If we were back on earth together, Yahvi would give me an hour here and then come to talk. We'd camp out in our tent, along a riverbank, or hell, up a tree if that's what it took to get privacy, and scheme out our approach for the problems we were facing. Something about the discovery in the field today has left me feeling acutely vulnerable, and for the first time, a different thought creeps in.

We're still in communications range. If I sent her a voice message tonight, it would reach her by tomorrow. Assuming she's in the solar system right now.
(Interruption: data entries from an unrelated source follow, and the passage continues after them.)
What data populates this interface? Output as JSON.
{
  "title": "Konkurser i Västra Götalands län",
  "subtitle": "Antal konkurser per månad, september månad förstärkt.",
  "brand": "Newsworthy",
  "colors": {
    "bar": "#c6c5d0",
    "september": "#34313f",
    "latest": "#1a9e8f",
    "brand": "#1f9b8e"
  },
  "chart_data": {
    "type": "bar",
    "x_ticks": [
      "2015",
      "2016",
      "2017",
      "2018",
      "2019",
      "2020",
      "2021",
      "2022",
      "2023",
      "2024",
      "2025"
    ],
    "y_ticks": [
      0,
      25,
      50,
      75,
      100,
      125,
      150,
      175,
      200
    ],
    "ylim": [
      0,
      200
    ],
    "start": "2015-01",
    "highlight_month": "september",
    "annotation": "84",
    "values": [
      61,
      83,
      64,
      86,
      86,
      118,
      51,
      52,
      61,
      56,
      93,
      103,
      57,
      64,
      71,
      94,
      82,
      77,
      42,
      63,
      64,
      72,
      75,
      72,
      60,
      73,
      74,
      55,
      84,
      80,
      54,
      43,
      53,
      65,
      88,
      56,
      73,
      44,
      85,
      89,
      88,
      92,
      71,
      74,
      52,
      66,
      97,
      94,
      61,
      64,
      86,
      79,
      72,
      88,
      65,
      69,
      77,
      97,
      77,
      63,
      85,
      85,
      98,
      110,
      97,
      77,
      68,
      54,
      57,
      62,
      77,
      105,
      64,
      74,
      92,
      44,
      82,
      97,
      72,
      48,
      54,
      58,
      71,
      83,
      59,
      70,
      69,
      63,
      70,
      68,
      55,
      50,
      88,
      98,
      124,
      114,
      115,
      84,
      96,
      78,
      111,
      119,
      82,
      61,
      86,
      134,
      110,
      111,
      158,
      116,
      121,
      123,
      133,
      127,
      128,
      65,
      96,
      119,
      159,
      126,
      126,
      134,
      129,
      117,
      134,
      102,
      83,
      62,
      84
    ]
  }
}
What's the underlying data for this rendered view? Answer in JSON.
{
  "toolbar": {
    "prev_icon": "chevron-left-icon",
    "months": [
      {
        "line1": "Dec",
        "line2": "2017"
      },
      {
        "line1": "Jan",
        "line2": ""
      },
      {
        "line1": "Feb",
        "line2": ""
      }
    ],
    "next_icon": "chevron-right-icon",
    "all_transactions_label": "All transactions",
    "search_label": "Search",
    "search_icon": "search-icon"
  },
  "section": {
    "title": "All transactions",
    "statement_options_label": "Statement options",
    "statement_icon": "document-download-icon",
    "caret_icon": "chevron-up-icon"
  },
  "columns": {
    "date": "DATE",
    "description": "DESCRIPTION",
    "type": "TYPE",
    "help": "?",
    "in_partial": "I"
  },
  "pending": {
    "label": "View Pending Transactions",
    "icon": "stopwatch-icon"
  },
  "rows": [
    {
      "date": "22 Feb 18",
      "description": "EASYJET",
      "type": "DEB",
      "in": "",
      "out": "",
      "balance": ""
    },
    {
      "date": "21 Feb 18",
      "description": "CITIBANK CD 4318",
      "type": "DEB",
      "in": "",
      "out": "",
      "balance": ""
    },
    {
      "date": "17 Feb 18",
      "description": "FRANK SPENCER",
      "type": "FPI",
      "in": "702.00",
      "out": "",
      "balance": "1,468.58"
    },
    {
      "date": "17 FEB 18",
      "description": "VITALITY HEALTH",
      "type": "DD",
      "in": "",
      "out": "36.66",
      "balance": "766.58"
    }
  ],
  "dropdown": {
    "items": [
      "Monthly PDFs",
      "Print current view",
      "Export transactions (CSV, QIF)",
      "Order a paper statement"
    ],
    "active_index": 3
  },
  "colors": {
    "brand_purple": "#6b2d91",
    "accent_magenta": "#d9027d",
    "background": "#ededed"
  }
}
The reality of the prospect hits me like a fist. I stop the treadmill and step off, fighting the urge to double over as nausea makes my stomach churn. Who am I kidding? Reconnecting after nine years just because I've got something I want from her? After letting myself fall to a rival research team? Yahvi wanted to study Mahaha. After Jenu, at least. She brought it up in an interview the same day Jenu was declared a planetary consciousness suspect, and she's been fighting to get access to Jenu's tunnels ever since. Even now that planetary consciousness has gained a foothold in academic halls, Zuri could still breeze ahead and do what the theory's own progenitor could only hope to, years down the line.

My hand stills on the treadmill's handle. Planetary consciousness. Mahaha's ice—and Jenu's dust storms—move like they're alive. It's a stupid thought, one a scientist would never have, but I'm not a scientist. I never have been. That's Yahvi's academic background.

There's no allowance in the theory for control of things on a conscious planet's surface. I don't see how it would work, either. Planetary "thought" patterns sent through networks of vegetation may change the growth of those plants, but that's the extent of it. And yet there's a persistent, irrational kind of sense in the idea of planet-scale phenomena under the control of an equally large mind.

Would consciousness imply sentience? I don't see why it wouldn't. Could a conscious planet get angry? Scared? Feel pain? If earth was conscious, did she live out her last days aware of the human activity eating like acid through her living systems? The thought makes me shudder. But more thoughts take its place. Jenu's storms assaulted its largest city. Mahaha has wrecked our probes. Krüger said there's no living network here, but what if there is? Buried, like Jenu's tunnels, only deeper below the ground?

What if Mahaha's similarities to Jenu mean they're both conscious—and that the former really does attack of its own free will?

I'm freaking myself out. I abandon the gym and make for the station greenhouse, desperate for anything to help me battle the rising tide of anxiety. I hate being trapped. I've managed well enough as a pilot: at the front of a spacecraft, at least know you're going somewhere. But being here has reminded me just how much I miss the tangible work we did back on earth.